# Subversion bzw. Subclipse



## Guest (10. Mrz 2008)

Hallo,

könnt ihr mir sagen, was der Unterschied zwischen Subversion und Subclipse ist?

Wo finde ich eine gutes Tutorial bezüglich Subversion oder Subclipse?


----------



## lhein (10. Mrz 2008)

Subclipse ist ein Eclipse Plugin um Subversion aus Eclipse heraus nutzen zu können.

lhe


----------



## Guest (10. Mrz 2008)

Subclipse habe ich problemlos installieren können.

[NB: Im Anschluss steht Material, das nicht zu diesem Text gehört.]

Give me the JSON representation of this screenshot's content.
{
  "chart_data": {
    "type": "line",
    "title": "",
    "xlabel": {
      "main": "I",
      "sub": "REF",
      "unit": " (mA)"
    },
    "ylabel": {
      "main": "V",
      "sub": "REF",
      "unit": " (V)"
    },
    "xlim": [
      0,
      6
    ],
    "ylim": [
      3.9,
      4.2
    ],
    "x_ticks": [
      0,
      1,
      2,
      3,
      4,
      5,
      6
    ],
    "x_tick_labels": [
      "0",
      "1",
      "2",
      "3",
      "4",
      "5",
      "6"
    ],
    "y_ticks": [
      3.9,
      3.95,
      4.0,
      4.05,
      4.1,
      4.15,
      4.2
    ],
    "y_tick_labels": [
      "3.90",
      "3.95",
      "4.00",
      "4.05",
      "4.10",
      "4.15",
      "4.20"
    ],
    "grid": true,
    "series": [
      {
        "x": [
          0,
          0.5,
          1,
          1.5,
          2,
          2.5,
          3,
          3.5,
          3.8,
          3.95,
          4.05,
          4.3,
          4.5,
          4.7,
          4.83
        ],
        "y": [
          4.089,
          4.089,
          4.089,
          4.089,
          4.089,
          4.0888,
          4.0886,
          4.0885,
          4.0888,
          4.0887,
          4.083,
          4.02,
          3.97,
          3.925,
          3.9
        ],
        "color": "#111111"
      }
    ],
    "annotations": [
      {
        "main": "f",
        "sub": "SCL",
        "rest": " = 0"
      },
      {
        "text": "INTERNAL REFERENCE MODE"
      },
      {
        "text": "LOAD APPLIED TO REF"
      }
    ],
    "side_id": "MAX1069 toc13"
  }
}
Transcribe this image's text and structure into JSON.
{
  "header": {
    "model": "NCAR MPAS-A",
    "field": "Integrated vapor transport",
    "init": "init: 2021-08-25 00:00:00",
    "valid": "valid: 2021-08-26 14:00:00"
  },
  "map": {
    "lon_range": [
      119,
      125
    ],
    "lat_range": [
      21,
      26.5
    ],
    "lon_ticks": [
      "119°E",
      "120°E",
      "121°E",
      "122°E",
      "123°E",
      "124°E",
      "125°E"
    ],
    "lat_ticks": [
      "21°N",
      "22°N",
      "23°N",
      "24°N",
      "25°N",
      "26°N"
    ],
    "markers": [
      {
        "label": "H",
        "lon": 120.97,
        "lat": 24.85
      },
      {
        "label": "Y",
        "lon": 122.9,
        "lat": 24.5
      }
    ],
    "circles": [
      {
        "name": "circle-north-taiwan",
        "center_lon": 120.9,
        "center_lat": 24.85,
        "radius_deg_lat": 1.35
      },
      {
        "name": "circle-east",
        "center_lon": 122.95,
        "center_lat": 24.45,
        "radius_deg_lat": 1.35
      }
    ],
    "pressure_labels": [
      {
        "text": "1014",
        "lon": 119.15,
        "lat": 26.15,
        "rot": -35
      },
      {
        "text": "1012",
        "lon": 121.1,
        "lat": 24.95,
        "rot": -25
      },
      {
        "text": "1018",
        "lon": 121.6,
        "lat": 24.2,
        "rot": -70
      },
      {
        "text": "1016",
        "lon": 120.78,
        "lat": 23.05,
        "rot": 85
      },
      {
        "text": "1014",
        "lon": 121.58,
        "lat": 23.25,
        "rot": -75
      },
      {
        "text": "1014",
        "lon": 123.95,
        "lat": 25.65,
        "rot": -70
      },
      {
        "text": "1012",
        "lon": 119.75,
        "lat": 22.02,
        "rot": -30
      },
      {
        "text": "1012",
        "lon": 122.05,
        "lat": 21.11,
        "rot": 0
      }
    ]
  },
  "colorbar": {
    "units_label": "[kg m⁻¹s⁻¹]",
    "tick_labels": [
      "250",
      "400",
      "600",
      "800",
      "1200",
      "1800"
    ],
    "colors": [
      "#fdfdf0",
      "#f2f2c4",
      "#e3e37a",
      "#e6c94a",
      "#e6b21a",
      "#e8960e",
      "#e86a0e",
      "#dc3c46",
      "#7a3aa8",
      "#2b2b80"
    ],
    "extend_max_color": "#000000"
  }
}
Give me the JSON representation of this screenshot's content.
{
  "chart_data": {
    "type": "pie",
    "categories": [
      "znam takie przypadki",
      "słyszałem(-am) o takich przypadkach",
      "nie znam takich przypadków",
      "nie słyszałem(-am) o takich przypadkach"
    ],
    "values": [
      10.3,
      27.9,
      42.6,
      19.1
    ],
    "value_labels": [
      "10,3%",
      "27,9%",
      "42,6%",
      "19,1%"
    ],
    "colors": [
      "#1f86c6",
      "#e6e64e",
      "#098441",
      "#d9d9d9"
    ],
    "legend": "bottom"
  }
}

Ich würde nun gerne Subversion auf meinem eigengen Windows Rechner installieren. Geht das so einfach? Wo finde ich denn diesbezüglich eine gute Anleitung?


----------



## maki (10. Mrz 2008)

Vielleicht solltest du dir zumindest einmal die Doku von Subversion ansehen: http://svnbook.red-bean.com/


----------



## Wildcard (10. Mrz 2008)

*verschieb*
Nimm lieber Subversive anstatt Subclipse.


----------



## Guest (11. Mrz 2008)

Was ist denn ana Subversive so viel besser?


----------



## Wildcard (11. Mrz 2008)

Das es mit verschiedenen Clients funktioniert, stabiler läuft und von der Bedienung näher am Eclipse CVS Team Provider liegt.
Weiterhin wird Subversive der Default SVN Team Provider von Eclipse (ist derzeit im Incubator) womit Subclipse höchstwahrscheinlich aussterben wird.


----------



## SnooP (11. Mrz 2008)

Subclipse ist auch der letzte Schrott wie ich immer wieder feststellen muss  ... muss mir auch mal Subversive holen (wenn da das Mergen besser funktioniert!).


----------